Ok back into sewing this week and I think it’s time to learn about the other machine that some of your may or may not have: the overlocker (or serger if you’re in the USA).


So what is an overlocker?

Basically it’s a big fat sewing machine which uses 3-4 threads and seals the raw edges of fabric. It usually has  a little blade arm which cuts the edge of the fabric as you stitch along it so it makes a really neat perfect edge.

The purpose is to seal edges so they don’t fray but also overlocked seams are neater and more sturdy because they have 2 lines of basic stitching and 4 threads rather than the 2 of a regular machine.

The basic line of stitching that an overlocker creates is 2 regular lines of straight stitch with two other threads which zigzag between them and around front to back. Most of the time overlocking is hidden inside the garment but occasionally you can use an overlocker to create very tight visible stitches on unfolded hems. This is usually done of fabrics like chiffon where hems are a pain in the butt but also for visual effect on others.

Have a look at the inside of one of your dresses, you’ll see thicker seams which are overlocked.

So do you need one?

If you’re planning on selling the clothes you make or want a really professional finish then I think it’s a great tool. It’s not 100% necessary but they are really good to have and I find them to save a lot of time. If you are wanting to save time you can always overlock fabric pieces together rather than edging each and then sewing together. Not technically “correct” in sewing theory but it saves a lot of time and effort!

Overlockers are also more expensive, require more maintenance because they have a lot more moving parts and mechanics. They are harder to thread and generally harder to wrap your head around. That said if you put in the initial effort they are totally worth it.

My machine cost around $600 in 2005, it was a birthday gift, it’s a “Lock 1034D” and I haven’t had it serviced it the 8 years I’ve had it (out of cost and laziness). It’s broken a few times since I’ve owned it but each time either James or I have been able to just take it apart and find the issue. Can’t complain!



I’m not really going to go into detail with the mechanics of threading an overlocker because each one is dramatically different but here is how mine works:


Two of the threads are threaded through the two needles like you would a regular machine and then the other two are threaded inside the actual machine and come out under the foot.

Close up it looks something like this:


From the top it looks quite complicated but basically you have 4 spools of thread and then holder clips and tension wheels for each.


On the side there is a handwheel, foot lift, air vent and power button.


And then on the other side there are levers to control the stitches and the cutter.


You machine will probably have completely different levers.


Overlockers usually have a front panel which slides down to reveal the mechanics.


The two underneath threads are threaded through a series of metal loops and little metal pull out pieces which push into place and thread the inside.


Most modern overlockers actually have instructions colour coded on them so you can just follow the numbers to thread it. Be extremely careful when you are threading not to have your foot on the pedal. There are so many moving parts in there which could easily catch fingers!

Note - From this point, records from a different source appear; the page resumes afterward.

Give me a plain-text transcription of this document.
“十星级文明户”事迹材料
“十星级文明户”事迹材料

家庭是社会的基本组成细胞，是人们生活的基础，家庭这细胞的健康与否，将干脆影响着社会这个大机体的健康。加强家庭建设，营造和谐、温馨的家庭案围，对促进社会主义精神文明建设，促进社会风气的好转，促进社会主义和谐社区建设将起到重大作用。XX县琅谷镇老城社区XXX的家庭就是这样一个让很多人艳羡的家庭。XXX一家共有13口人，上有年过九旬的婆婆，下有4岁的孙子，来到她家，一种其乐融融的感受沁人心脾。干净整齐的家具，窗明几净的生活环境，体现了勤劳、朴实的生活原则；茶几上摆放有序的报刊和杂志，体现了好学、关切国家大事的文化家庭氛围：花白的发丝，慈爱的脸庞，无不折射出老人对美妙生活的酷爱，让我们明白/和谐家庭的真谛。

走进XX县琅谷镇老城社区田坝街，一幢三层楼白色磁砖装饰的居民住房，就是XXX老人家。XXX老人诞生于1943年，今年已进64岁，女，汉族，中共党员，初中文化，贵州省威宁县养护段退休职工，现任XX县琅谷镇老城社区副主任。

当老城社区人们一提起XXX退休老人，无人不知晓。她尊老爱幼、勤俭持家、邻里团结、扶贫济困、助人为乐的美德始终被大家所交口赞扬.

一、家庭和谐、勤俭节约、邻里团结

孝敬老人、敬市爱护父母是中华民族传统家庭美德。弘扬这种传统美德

So really the most important thing to do if you’re considering an overlocker is try them out in store to find one you like the feel of and make sure it comes with really thorough instructions. Most places that sell sewing machine offer free classes so you can get to know your new machine, they are definitely worth checking out if you have the time. My overlocker came with a VHS (which was completely outdated even then) instruction video and in this day and age a lot of companies have specific beginners videos on getting started.

My top tips for working with your machine when you get it:

  • Practice threading… a lot in the beginning, it will save you time later when a thread snaps and you’re half way through an outfit. 
  • Overlockers go a lot faster than sewing machines.
  • Make sure you clean out the insides often. Bits of thread, dust and other crap gets inside the machine easily and it can clog up the mechanic causing more expensive damage. Clean it out regularly to avoid that!
  • Practice on a lot of scrap fabric because the cutting blade can be a bit hard to handle.
  • Practice doing curved edges too, it can be difficult to get the hang of because you have to consider where the blade is.
  • Don’t be put off by how complicated it looks, once you have played around for a while it’s so much fun!